Negli ultimi anni l’inflazione ha ulteriormente eroso il potere d’acquisto, con una perdita reale stimata oltre il 10% rispetto al periodo pre-pandemico. Una dinamica che incide sull’attrattività della professione e alimenta la mobilità verso l’estero.

Il comunicato richiama anche il recente policy brief dell’Oms Europa, che collega in modo diretto la dotazione di personale infermieristico alla qualità dell’assistenza e alla sicurezza dei pazienti. L’Oms stima una carenza regionale di quasi 1 milione di infermieri entro il 2030 e indica azioni prioritarie su pianificazione strategica, investimenti strutturali, sistemi dati affidabili, formazione e leadership.
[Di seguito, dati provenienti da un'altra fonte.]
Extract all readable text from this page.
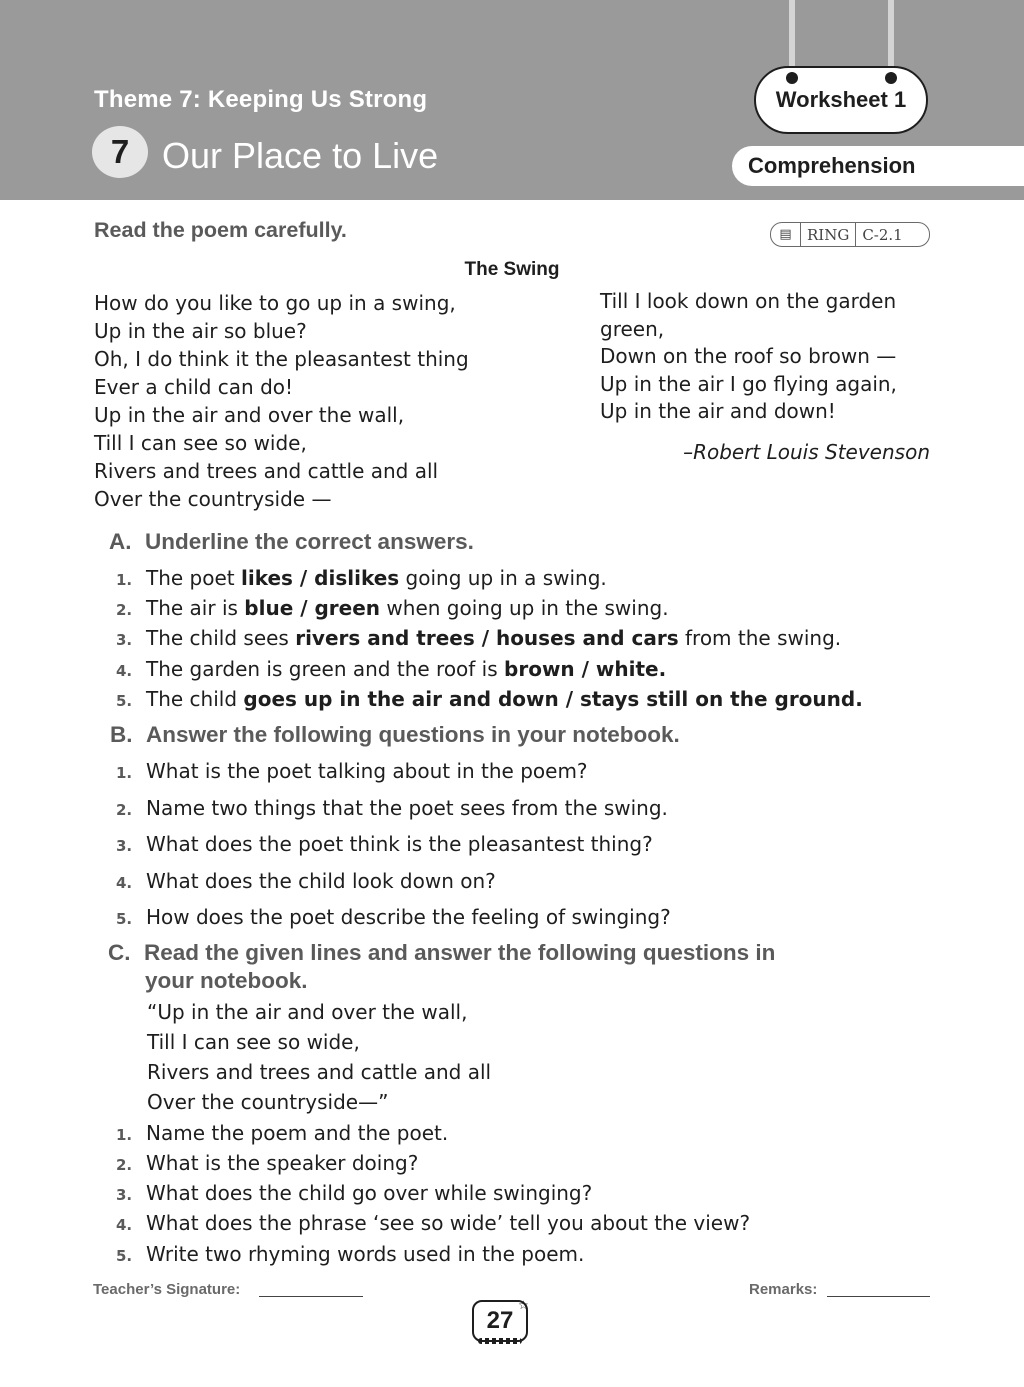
Theme 7: Keeping Us Strong
7 Our Place to Live
Worksheet 1
Comprehension
Read the poem carefully.	▤	RING C-2.1
The Swing
How do you like to go up in a swing,
Up in the air so blue?
Oh, I do think it the pleasantest thing
Ever a child can do!
Up in the air and over the wall,
Till I can see so wide,
Rivers and trees and cattle and all
Over the countryside —
Till I look down on the garden
green,
Down on the roof so brown —
Up in the air I go flying again,
Up in the air and down!
–Robert Louis Stevenson
A. Underline the correct answers.
1. The poet likes / dislikes going up in a swing.
2. The air is blue / green when going up in the swing.
3. The child sees rivers and trees / houses and cars from the swing.
4. The garden is green and the roof is brown / white.
5. The child goes up in the air and down / stays still on the ground.
B. Answer the following questions in your notebook.
1. What is the poet talking about in the poem?
2. Name two things that the poet sees from the swing.
3. What does the poet think is the pleasantest thing?
4. What does the child look down on?
5. How does the poet describe the feeling of swinging?
C. Read the given lines and answer the following questions in
your notebook.
“Up in the air and over the wall,
Till I can see so wide,
Rivers and trees and cattle and all
Over the countryside—”
1. Name the poem and the poet.
2. What is the speaker doing?
3. What does the child go over while swinging?
4. What does the phrase ‘see so wide’ tell you about the view?
5. Write two rhyming words used in the poem.
Teacher’s Signature:	Remarks:
27
☆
Per Nursing Up, l’Italia affronta un doppio rischio: una popolazione tra le più anziane d’Europa, oltre il 24% ha più di 65 anni, e una categoria infermieristica con età media elevata. L’aumento delle cronicità e la possibilità di nuove emergenze sanitarie richiedono una programmazione preventiva, non interventi emergenziali.

La memoria senza riforme è solo un rituale, afferma De Palma.

Il sindacato chiede un piano straordinario di assunzioni e valorizzazione economica della professione, sostenendo che senza un rafforzamento strutturale degli organici il sistema sanitario rischia di affrontare le prossime emergenze con una vulnerabilità crescente.